Além disso, Michele pontua a importância da utilização do termo correto quando as vítimas de violência foram as lésbicas. “Eu creio que usar os termos corretos para tipificar as violências sobre os nossos corpos seja de suma importância; uma vez que usam o termo homofobia, você direciona somente a homens gays. E a  lesbofobia é para nós, as violências que nós mulheres lésbicas sofremos. A gente ainda se depara com esse apagamento. Até para isso tem a invisibilidade das nossas demandas”, afirma.

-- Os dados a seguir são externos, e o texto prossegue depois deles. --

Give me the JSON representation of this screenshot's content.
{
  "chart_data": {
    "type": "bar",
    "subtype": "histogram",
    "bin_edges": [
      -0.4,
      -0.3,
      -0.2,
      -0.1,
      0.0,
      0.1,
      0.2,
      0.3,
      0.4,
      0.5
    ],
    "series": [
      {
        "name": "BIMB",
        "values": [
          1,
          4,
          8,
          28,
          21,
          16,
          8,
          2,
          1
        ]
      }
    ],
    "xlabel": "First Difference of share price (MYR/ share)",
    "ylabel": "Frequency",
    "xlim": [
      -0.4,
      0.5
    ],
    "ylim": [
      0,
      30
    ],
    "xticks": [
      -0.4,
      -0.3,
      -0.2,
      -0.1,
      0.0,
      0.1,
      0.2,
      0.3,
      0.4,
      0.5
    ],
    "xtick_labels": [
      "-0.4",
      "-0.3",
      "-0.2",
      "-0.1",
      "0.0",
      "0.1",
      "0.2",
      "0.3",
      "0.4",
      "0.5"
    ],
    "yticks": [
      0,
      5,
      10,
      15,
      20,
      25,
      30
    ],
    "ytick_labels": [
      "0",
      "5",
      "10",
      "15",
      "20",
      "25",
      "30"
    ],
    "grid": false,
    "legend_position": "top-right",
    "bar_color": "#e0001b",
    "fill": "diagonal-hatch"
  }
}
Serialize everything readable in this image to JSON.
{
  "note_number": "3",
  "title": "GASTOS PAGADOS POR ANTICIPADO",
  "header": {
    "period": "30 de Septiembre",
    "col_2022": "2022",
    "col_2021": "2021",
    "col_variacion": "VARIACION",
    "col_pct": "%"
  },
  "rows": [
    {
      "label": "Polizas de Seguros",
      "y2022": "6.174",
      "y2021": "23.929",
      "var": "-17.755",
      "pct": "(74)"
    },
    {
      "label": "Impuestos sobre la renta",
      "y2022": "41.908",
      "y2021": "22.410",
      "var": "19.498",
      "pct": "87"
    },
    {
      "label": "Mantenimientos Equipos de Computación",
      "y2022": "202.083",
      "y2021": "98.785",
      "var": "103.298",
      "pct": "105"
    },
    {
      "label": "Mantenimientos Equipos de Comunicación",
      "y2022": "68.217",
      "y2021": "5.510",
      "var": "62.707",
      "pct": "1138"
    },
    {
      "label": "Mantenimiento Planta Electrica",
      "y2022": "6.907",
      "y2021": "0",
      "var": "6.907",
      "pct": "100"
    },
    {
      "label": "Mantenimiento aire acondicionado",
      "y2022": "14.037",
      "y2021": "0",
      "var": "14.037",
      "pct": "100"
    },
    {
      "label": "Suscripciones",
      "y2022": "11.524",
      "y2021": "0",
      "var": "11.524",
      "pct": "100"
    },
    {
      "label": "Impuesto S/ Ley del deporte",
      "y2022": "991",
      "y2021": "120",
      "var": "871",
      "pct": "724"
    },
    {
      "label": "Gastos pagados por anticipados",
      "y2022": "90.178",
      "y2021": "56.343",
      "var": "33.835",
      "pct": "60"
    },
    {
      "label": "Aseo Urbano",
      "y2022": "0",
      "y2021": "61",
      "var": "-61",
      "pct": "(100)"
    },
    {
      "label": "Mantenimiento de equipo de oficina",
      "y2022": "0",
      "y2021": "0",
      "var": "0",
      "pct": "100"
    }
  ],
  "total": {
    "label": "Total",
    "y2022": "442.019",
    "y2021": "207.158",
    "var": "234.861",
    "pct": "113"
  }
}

Termos usados para xingamentos devem ser abolidos do vocabulário de pessoas que não façam parte da comunidade lésbica. E até dentro é preciso usar com consciência, já que nem todas as  vivências lésbicas são iguais. Quando a violência for direcionada para essa comunidade, é sempre importante pontuar que as vítimas foram as mulheres lésbicas, e não abarcar tudo dentro da homofobia, como também ocorre com as mulheres trans, que sofrem transfobia, e pessoas bi, que sofrem bifobia.

Palavras que coloquem as mulheres lésbicas, sejam elas fem ou desfem, como alguém de identidade de gênero masculina também devem ser evitadas, tanto dentro quanto fora da comunidade, já que identidade de gênero é diferente de orientação sexual. Dizer que uma mulher lésbica é “machona”, “bofinho” etc é uma violência dupla, por atacar não só sua orientação, como também sua identidade de gênero enquanto mulher.

Além disso, outro debate que surge é acerca do uso do termo sáfico, que evidencia um relacionamento entre duas mulheres. Mas, não necessariamente ele é adequado quando a relação é de fato com duas mulheres lésbicas, sendo sempre preferível usar com mulheres bissexuais para também não apagar a sexualidade delas.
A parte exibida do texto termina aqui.